Antes de regresar de manera inmediata por la pérdida de un empleo, los migrantes
mexicanos en Estados Unidos buscarán otro trabajo, ya sea en el mismo sector económico o
en otro; ya sea en la misma actividad ocupacional o en otra; ya sea en el mismo mercado
laboral regional o migrar al mercado de trabajo de otra región. Los costos del regreso son
altos. Cada vez más, los migrantes mexicanos que regresan para fines de año son aquellos
que tienen la facilidad para reingresar a Estados Unidos, es decir, que cuentan con
documentos migratorios para poder hacerlo y no arriesgarse a otro cruce de manera
indocumentada.
El tiempo de estancia en Estados Unidos muestra la mayor o menor propensión al retorno.

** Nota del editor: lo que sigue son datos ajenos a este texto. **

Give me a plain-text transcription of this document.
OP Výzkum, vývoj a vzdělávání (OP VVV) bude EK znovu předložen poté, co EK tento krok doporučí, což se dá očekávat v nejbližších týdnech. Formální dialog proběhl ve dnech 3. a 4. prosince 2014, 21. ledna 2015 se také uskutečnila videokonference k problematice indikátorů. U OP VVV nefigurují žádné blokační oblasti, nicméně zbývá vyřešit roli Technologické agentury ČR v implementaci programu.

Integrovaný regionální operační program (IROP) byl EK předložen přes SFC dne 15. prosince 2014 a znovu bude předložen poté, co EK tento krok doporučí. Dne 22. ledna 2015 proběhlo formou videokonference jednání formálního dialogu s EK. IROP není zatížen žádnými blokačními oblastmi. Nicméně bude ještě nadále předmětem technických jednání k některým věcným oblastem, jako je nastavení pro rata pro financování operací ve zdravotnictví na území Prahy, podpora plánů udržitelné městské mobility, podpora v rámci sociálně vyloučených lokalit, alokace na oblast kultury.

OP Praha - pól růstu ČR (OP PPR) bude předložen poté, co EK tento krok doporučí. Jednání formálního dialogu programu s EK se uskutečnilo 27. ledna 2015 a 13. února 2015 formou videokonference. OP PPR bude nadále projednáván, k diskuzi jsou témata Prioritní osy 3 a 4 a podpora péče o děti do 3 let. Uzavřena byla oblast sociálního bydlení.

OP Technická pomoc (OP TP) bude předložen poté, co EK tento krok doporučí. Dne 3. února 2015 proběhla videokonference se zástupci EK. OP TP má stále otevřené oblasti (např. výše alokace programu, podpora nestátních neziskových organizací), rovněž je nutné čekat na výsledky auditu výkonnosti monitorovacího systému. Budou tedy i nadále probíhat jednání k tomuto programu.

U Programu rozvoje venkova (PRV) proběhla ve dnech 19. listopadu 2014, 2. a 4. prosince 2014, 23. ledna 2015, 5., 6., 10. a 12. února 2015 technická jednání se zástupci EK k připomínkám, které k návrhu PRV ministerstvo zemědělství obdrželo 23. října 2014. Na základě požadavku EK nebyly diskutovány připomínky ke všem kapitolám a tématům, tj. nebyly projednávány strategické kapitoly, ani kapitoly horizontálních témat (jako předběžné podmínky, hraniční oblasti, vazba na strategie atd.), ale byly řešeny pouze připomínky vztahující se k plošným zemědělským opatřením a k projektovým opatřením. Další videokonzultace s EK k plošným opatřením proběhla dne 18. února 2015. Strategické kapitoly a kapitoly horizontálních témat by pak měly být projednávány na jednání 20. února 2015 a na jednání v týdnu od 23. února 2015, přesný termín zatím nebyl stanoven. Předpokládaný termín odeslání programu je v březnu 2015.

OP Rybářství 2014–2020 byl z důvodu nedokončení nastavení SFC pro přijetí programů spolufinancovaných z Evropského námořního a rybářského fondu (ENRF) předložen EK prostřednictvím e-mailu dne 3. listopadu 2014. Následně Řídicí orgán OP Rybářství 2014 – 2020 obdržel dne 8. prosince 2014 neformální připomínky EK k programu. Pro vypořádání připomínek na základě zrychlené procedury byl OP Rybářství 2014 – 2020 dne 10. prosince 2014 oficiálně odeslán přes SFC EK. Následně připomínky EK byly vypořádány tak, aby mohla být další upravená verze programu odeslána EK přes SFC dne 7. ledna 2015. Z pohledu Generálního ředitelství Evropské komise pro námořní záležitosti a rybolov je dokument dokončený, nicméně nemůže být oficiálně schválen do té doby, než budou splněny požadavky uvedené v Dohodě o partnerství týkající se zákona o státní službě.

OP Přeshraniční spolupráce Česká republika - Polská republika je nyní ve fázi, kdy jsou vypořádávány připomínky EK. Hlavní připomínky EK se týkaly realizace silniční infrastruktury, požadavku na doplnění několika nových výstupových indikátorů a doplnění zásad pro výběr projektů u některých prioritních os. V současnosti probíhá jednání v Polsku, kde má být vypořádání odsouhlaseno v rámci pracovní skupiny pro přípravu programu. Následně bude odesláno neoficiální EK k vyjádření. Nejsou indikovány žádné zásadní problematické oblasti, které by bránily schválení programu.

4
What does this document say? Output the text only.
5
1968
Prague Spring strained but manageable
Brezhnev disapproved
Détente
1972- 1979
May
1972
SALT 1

A mayor duración, más derechos acumulados, más arraigo familiar, debilidad de los
vínculos con la comunidad de origen, y mayor grado de integración social y económica en
Estados Unidos.
El retorno a México podría ser una decisión extrema que algunos migrantes mexicanos
podrían tomar si la crisis económica global llegara a grados extremos. Sin embargo, esta
decisión dependerá de su integración socioeconómica en Estados Unidos. Quizá algunos de
los migrantes indocumentados que están sin familia, y que por tanto son los más
vulnerables, decidan regresar a México. Pero para ellos queda la opción de cambiar de
industria y de desplazarse a lugares donde la crisis no sea tan grave y tengan acceso a redes
sociales. De cualquier manera, para ellos la opción de conservar o buscar un empleo en
Estados Unidos será mejor que tratar de conseguir uno en México.
El retorno a México no es probable para la mayor parte de las familias mexicanas
inmigrantes que tienen estatus migratorio mixto, en las que se dan combinaciones de
ciudadanos de Estados Unidos, residentes permanentes e indocumentados. Para estas
familias como para las familias estadounidenses no habrá más remedio que afrontar la crisis
financiera y económica en Estados Unidos.